Aile mahkemelerinde görülen boşanma davaları için yeni bir sistem üzerinde duruluyor.
“Önce boşanma, sonra haklar” formülü olarak adlandırılan bu öneriye göre, boşanmak isteyen çiftler önce yalnızca boşanma kararı alacak. Daha sonra nafaka, velayet ve tazminat gibi haklarını ayrı davalarda talep edecek.
Yeni formülün amacı, mahkemelerin iş yükünü azaltmak ve çiftlerin uzun yıllar süren davalarla yıpranmasını önlemek. Ancak hukuk çevreleri, bu yöntemin bazı riskler taşıdığı görüşünde birleşiyor.
Avukat Özcan: “Süreç hızlanmalı ama eksik kalmamalı”
Aile hukuku uzmanı Avukat Erdem Özcan, modelin hem avantajlarını hem de risklerini değerlendirdi.
Özcan, “Boşanma davalarının gerek ilk derece mahkemelerinde gerek Yargıtay aşamasında çok uzun sürdüğü bir gerçek. Taraflar yıllarca yeni bir hayata başlayamıyor. Bu nedenle önce boşanma kararı verilmesi, kişilerin hayatlarına devam edebilmesi açısından faydalı olabilir,” dedi.
Ancak Özcan, hızın adaletle birlikte yürütülmesi gerektiğinin altını çizdi:
“Eğer süreç doğru planlanmazsa, taraflar nafaka, tazminat ya da velayet gibi konularda hak kaybı yaşayabilir. Bu nedenle hem hızlı hem adil bir sistem kurulmalı. Hız, eksiklik anlamına gelmemeli.”

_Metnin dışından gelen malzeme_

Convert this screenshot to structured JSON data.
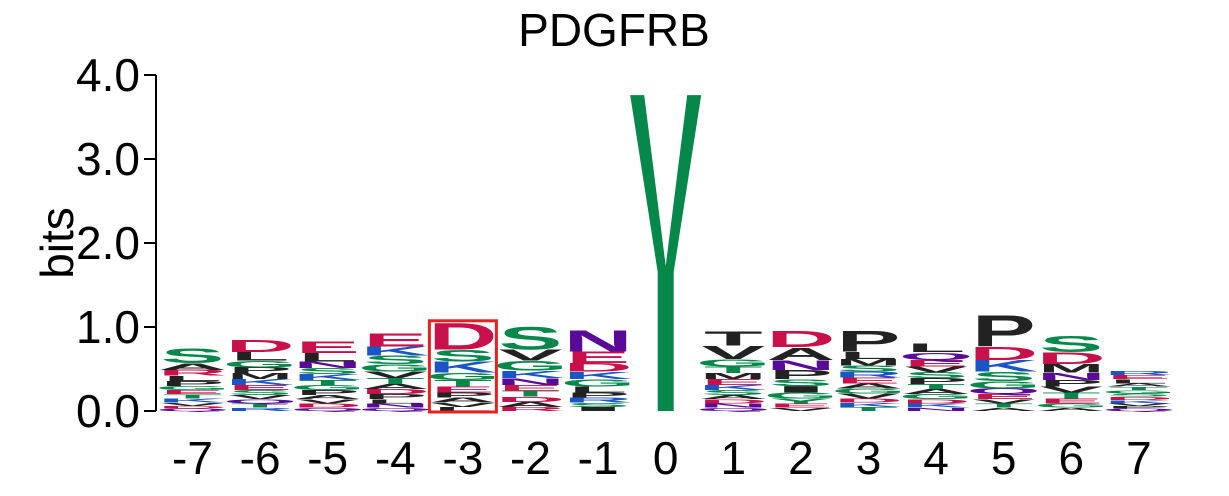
{
  "chart_data": {
    "type": "sequence-logo",
    "title": "PDGFRB",
    "ylabel": "bits",
    "ylim": [
      0,
      4
    ],
    "yticks": [
      "0.0",
      "1.0",
      "2.0",
      "3.0",
      "4.0"
    ],
    "ytick_values": [
      0,
      1,
      2,
      3,
      4
    ],
    "positions": [
      "-7",
      "-6",
      "-5",
      "-4",
      "-3",
      "-2",
      "-1",
      "0",
      "1",
      "2",
      "3",
      "4",
      "5",
      "6",
      "7"
    ],
    "highlighted_position": "-3",
    "highlight_color": "#e8201e",
    "colors": {
      "green": "#05884a",
      "red": "#c8104a",
      "black": "#222222",
      "blue": "#1a55c8",
      "purple": "#5a0a99"
    },
    "stacks": [
      [
        [
          "S",
          0.18,
          "green"
        ],
        [
          "A",
          0.08,
          "black"
        ],
        [
          "R",
          0.07,
          "red"
        ],
        [
          "P",
          0.06,
          "black"
        ],
        [
          "L",
          0.06,
          "black"
        ],
        [
          "K",
          0.05,
          "blue"
        ],
        [
          "T",
          0.05,
          "green"
        ],
        [
          "E",
          0.05,
          "red"
        ],
        [
          "G",
          0.05,
          "green"
        ],
        [
          "V",
          0.04,
          "black"
        ],
        [
          "Q",
          0.03,
          "purple"
        ],
        [
          "D",
          0.03,
          "red"
        ]
      ],
      [
        [
          "D",
          0.15,
          "red"
        ],
        [
          "L",
          0.1,
          "black"
        ],
        [
          "G",
          0.08,
          "green"
        ],
        [
          "K",
          0.07,
          "blue"
        ],
        [
          "M",
          0.07,
          "black"
        ],
        [
          "P",
          0.07,
          "black"
        ],
        [
          "S",
          0.06,
          "green"
        ],
        [
          "E",
          0.06,
          "red"
        ],
        [
          "T",
          0.05,
          "green"
        ],
        [
          "Q",
          0.05,
          "purple"
        ],
        [
          "V",
          0.05,
          "black"
        ],
        [
          "R",
          0.04,
          "blue"
        ]
      ],
      [
        [
          "E",
          0.14,
          "red"
        ],
        [
          "L",
          0.1,
          "black"
        ],
        [
          "N",
          0.08,
          "purple"
        ],
        [
          "K",
          0.07,
          "blue"
        ],
        [
          "S",
          0.07,
          "green"
        ],
        [
          "P",
          0.06,
          "black"
        ],
        [
          "G",
          0.06,
          "green"
        ],
        [
          "T",
          0.06,
          "green"
        ],
        [
          "D",
          0.05,
          "red"
        ],
        [
          "V",
          0.05,
          "black"
        ],
        [
          "A",
          0.05,
          "black"
        ],
        [
          "Q",
          0.04,
          "purple"
        ]
      ],
      [
        [
          "E",
          0.16,
          "red"
        ],
        [
          "K",
          0.11,
          "blue"
        ],
        [
          "S",
          0.1,
          "green"
        ],
        [
          "G",
          0.09,
          "green"
        ],
        [
          "V",
          0.08,
          "black"
        ],
        [
          "T",
          0.07,
          "green"
        ],
        [
          "P",
          0.06,
          "black"
        ],
        [
          "D",
          0.06,
          "red"
        ],
        [
          "A",
          0.06,
          "black"
        ],
        [
          "N",
          0.05,
          "purple"
        ],
        [
          "L",
          0.05,
          "black"
        ],
        [
          "Q",
          0.04,
          "purple"
        ]
      ],
      [
        [
          "D",
          0.32,
          "red"
        ],
        [
          "S",
          0.14,
          "green"
        ],
        [
          "K",
          0.13,
          "blue"
        ],
        [
          "G",
          0.09,
          "green"
        ],
        [
          "T",
          0.08,
          "green"
        ],
        [
          "E",
          0.07,
          "red"
        ],
        [
          "A",
          0.06,
          "black"
        ],
        [
          "P",
          0.06,
          "black"
        ],
        [
          "L",
          0.05,
          "black"
        ],
        [
          "V",
          0.05,
          "black"
        ]
      ],
      [
        [
          "S",
          0.28,
          "green"
        ],
        [
          "V",
          0.13,
          "black"
        ],
        [
          "G",
          0.12,
          "green"
        ],
        [
          "K",
          0.09,
          "blue"
        ],
        [
          "N",
          0.08,
          "purple"
        ],
        [
          "T",
          0.07,
          "green"
        ],
        [
          "E",
          0.07,
          "red"
        ],
        [
          "A",
          0.06,
          "black"
        ],
        [
          "D",
          0.06,
          "red"
        ],
        [
          "R",
          0.05,
          "red"
        ]
      ],
      [
        [
          "N",
          0.26,
          "purple"
        ],
        [
          "E",
          0.14,
          "red"
        ],
        [
          "D",
          0.1,
          "red"
        ],
        [
          "G",
          0.09,
          "green"
        ],
        [
          "K",
          0.09,
          "blue"
        ],
        [
          "L",
          0.07,
          "black"
        ],
        [
          "R",
          0.06,
          "blue"
        ],
        [
          "P",
          0.06,
          "black"
        ],
        [
          "I",
          0.05,
          "black"
        ],
        [
          "S",
          0.05,
          "green"
        ]
      ],
      [
        [
          "Y",
          3.76,
          "green"
        ]
      ],
      [
        [
          "T",
          0.17,
          "black"
        ],
        [
          "V",
          0.16,
          "black"
        ],
        [
          "G",
          0.09,
          "green"
        ],
        [
          "T",
          0.08,
          "green"
        ],
        [
          "E",
          0.07,
          "red"
        ],
        [
          "M",
          0.07,
          "black"
        ],
        [
          "S",
          0.06,
          "green"
        ],
        [
          "K",
          0.06,
          "blue"
        ],
        [
          "N",
          0.05,
          "purple"
        ],
        [
          "D",
          0.05,
          "red"
        ],
        [
          "A",
          0.05,
          "black"
        ],
        [
          "Q",
          0.04,
          "purple"
        ]
      ],
      [
        [
          "D",
          0.2,
          "red"
        ],
        [
          "A",
          0.15,
          "black"
        ],
        [
          "N",
          0.12,
          "purple"
        ],
        [
          "P",
          0.11,
          "black"
        ],
        [
          "I",
          0.08,
          "black"
        ],
        [
          "S",
          0.08,
          "green"
        ],
        [
          "G",
          0.07,
          "green"
        ],
        [
          "Y",
          0.06,
          "green"
        ],
        [
          "E",
          0.05,
          "red"
        ],
        [
          "V",
          0.04,
          "black"
        ]
      ],
      [
        [
          "P",
          0.25,
          "black"
        ],
        [
          "L",
          0.09,
          "black"
        ],
        [
          "M",
          0.08,
          "black"
        ],
        [
          "E",
          0.07,
          "red"
        ],
        [
          "R",
          0.07,
          "blue"
        ],
        [
          "S",
          0.07,
          "green"
        ],
        [
          "V",
          0.06,
          "black"
        ],
        [
          "G",
          0.06,
          "green"
        ],
        [
          "A",
          0.06,
          "black"
        ],
        [
          "T",
          0.05,
          "green"
        ],
        [
          "K",
          0.05,
          "blue"
        ],
        [
          "D",
          0.05,
          "red"
        ]
      ],
      [
        [
          "L",
          0.1,
          "black"
        ],
        [
          "Q",
          0.09,
          "purple"
        ],
        [
          "E",
          0.08,
          "red"
        ],
        [
          "P",
          0.07,
          "black"
        ],
        [
          "S",
          0.07,
          "green"
        ],
        [
          "V",
          0.07,
          "black"
        ],
        [
          "G",
          0.06,
          "green"
        ],
        [
          "A",
          0.06,
          "black"
        ],
        [
          "T",
          0.06,
          "green"
        ],
        [
          "K",
          0.05,
          "blue"
        ],
        [
          "D",
          0.05,
          "red"
        ],
        [
          "N",
          0.04,
          "purple"
        ]
      ],
      [
        [
          "P",
          0.38,
          "black"
        ],
        [
          "D",
          0.16,
          "red"
        ],
        [
          "K",
          0.14,
          "blue"
        ],
        [
          "S",
          0.11,
          "green"
        ],
        [
          "G",
          0.09,
          "green"
        ],
        [
          "Q",
          0.07,
          "purple"
        ],
        [
          "E",
          0.06,
          "red"
        ],
        [
          "T",
          0.05,
          "green"
        ],
        [
          "V",
          0.05,
          "black"
        ],
        [
          "A",
          0.04,
          "black"
        ]
      ],
      [
        [
          "S",
          0.2,
          "green"
        ],
        [
          "D",
          0.14,
          "red"
        ],
        [
          "M",
          0.1,
          "black"
        ],
        [
          "N",
          0.09,
          "purple"
        ],
        [
          "P",
          0.08,
          "black"
        ],
        [
          "T",
          0.07,
          "green"
        ],
        [
          "V",
          0.07,
          "black"
        ],
        [
          "E",
          0.06,
          "red"
        ],
        [
          "G",
          0.05,
          "green"
        ],
        [
          "A",
          0.04,
          "black"
        ]
      ],
      [
        [
          "L",
          0.05,
          "black"
        ],
        [
          "E",
          0.05,
          "red"
        ],
        [
          "R",
          0.05,
          "blue"
        ],
        [
          "K",
          0.04,
          "blue"
        ],
        [
          "D",
          0.04,
          "red"
        ],
        [
          "S",
          0.04,
          "green"
        ],
        [
          "G",
          0.04,
          "green"
        ],
        [
          "T",
          0.04,
          "green"
        ],
        [
          "A",
          0.04,
          "black"
        ],
        [
          "Q",
          0.03,
          "purple"
        ],
        [
          "P",
          0.03,
          "black"
        ],
        [
          "V",
          0.03,
          "black"
        ]
      ]
    ]
  }
}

Model kabul edilirse ne değişecek?
Yeni modelin hayata geçmesi durumunda, mevcut sistemde köklü bir değişim yaşanacak.
-
Taraflar daha kısa sürede boşanabilecek.
-
Ancak nafaka, tazminat ve velayet gibi maddi ve manevi haklar için ayrı davalar açılacak.
-
Böylece boşanma süreci iki aşamaya bölünecek.
Uygulamanın hedefi, mahkemelerin yoğunluğunu azaltmak olsa da, uzmanlar iki ayrı dava sürecinin yeni bir iş yükü doğurabileceği uyarısında bulunuyor.
Hız mı, adalet mi?
Hukukçular, boşanma davalarında “hız” ile “adalet” arasındaki dengenin korunmasının zorunlu olduğunu vurguluyor.
Yalnızca boşanma kararının hızlandırılması, hak arama sürecinin uzamasına neden olabileceği için dikkatli planlama gerekiyor.